Oh-hooooo, orman bu; ağaçtan çok ne var?
Jet uçağı düştü...
Haydi ağaca bakalım!..
Ardarda gelen sorular üstüne kafa patlatalım, yorum döktürelim:
O jet düştü mü; düşürüldü mü; nerede düştü; neden orada düştü; orada ne işi vardı; onu oraya kim yolladı ?..
Şemdinli’de çatışma var...
Haydi ağaca bakalım!..
Ardarda gelen sorular üstüne kafa patlatalım, yorum döktürelim:
Şemdinli’de devlet duruma hakim mi; yoksa Şemdinli PKK’nin kontrolüne mi geçti; PKK Şemdinli saldırısı ile neyi hedefliyor; bu hedefe ulaşabilir mi; ulaştı mı; yoksa püskürtüldü mü; peki aslında Şemdinli’de ne oldu, ne oluyor?..
Obama, Tayyip Erdoğan’la konuşurken elinde beyzbol sopası tutuyordu.
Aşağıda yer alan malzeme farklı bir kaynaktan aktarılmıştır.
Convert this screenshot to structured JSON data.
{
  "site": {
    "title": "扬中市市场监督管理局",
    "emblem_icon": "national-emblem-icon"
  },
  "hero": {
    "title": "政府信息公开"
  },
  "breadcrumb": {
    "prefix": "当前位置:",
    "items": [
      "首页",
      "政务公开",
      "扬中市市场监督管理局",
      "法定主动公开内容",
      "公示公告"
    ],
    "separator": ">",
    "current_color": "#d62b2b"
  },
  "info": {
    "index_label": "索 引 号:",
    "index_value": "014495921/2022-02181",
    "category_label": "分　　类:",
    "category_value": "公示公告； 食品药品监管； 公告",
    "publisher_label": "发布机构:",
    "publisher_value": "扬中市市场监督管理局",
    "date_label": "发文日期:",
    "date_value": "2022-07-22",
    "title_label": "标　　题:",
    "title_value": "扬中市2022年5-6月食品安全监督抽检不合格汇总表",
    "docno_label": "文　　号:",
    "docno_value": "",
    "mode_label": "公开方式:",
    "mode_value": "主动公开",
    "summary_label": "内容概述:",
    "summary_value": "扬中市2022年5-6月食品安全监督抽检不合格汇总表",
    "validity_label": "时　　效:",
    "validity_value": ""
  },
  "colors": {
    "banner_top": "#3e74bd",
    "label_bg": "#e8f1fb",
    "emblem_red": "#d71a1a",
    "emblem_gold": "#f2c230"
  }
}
Beyaz Saray’da hiç bir şey ince hesap olmaksızın yapılmaz. O fotoğraf da bir mesaj içermese servise konmazdı.
Haydi ağaca bakalım!..
Ardarda gelen sorular üstüne kafa patlatalım, yorum döktürelim:
Obama ne demek istedi; döverim mi dedi; dövelim mi dedi; sopa Erdoğan’a mı gösteriliyor; yoksa Kürtlere mi; Suriye’deki Baas diktatörlüğüne olmasın ?..
Erdoğan dün medya patronlarına seslendi: “Bu adamlara nasıl köşe veriyorsunuz” diye sordu.
Haydi ağaca bakalım!..
Ardarda gelen sorular üstüne kafa patlatalım, yorum döktürelim:
Bir başbakan kimin ne yazacağına, kimin, kime köşe yazdıracağına karışabilir mi; medya patronları mesajı alıp sindirdi mi ve yakında gazeteci kıyımı mı başlayacak; yoksa köşe yazarları Başbakan’a ağzının payını verecekler mi; vermeye kalkarlarsa o yazılar basılacak mı ; basılırsa asıl bankacılıkta, madencilikte, enerji üretiminde, enerji dağıtımında at koşturan medya patronlarının başına ne gelecek?..
AKP, Suriye sorununda çıkmaz sokağa daldı ve ülkeyi de ardısıra sürüklüyor...
Haydi ağaca bakalım!..
Ardarda gelen sorular üstüne kafa patlatalım, yorum döktürelim:
Bir komşu ülkenin çürümüş bir dikta rejiminden kurtulmasını dilemek başka, bir egemen ülkenin içişlerine böylesine pervasız, böylesine küstahça karışmak; hedefleri, hesapları ne olduğu bilinmez -demokrasi ve özgürlük olmadığı bilinir- bir takım silahlı adamları besleyip, barındırıp, silahlandırıp o ülkeye salmak başka... Peki şimdi ne yapmalı; Suriye’de rejime destek vermeden, Suriye’yi ölümcül bir iç savaşın içine sürükleyecek bir suçtan paçayı nasıl kurtarmalı; iyi de bunu Tayyip Erdoğan – Ahmet Davutoğılu ikilisinden beklemek mümkün mü?...
* * *
Orman bu. Her yan ağaç. Say say bitmez. Hele AKP iktidarında orman ha bire büyüyor, her gün yeni fidanlar boy atıyor...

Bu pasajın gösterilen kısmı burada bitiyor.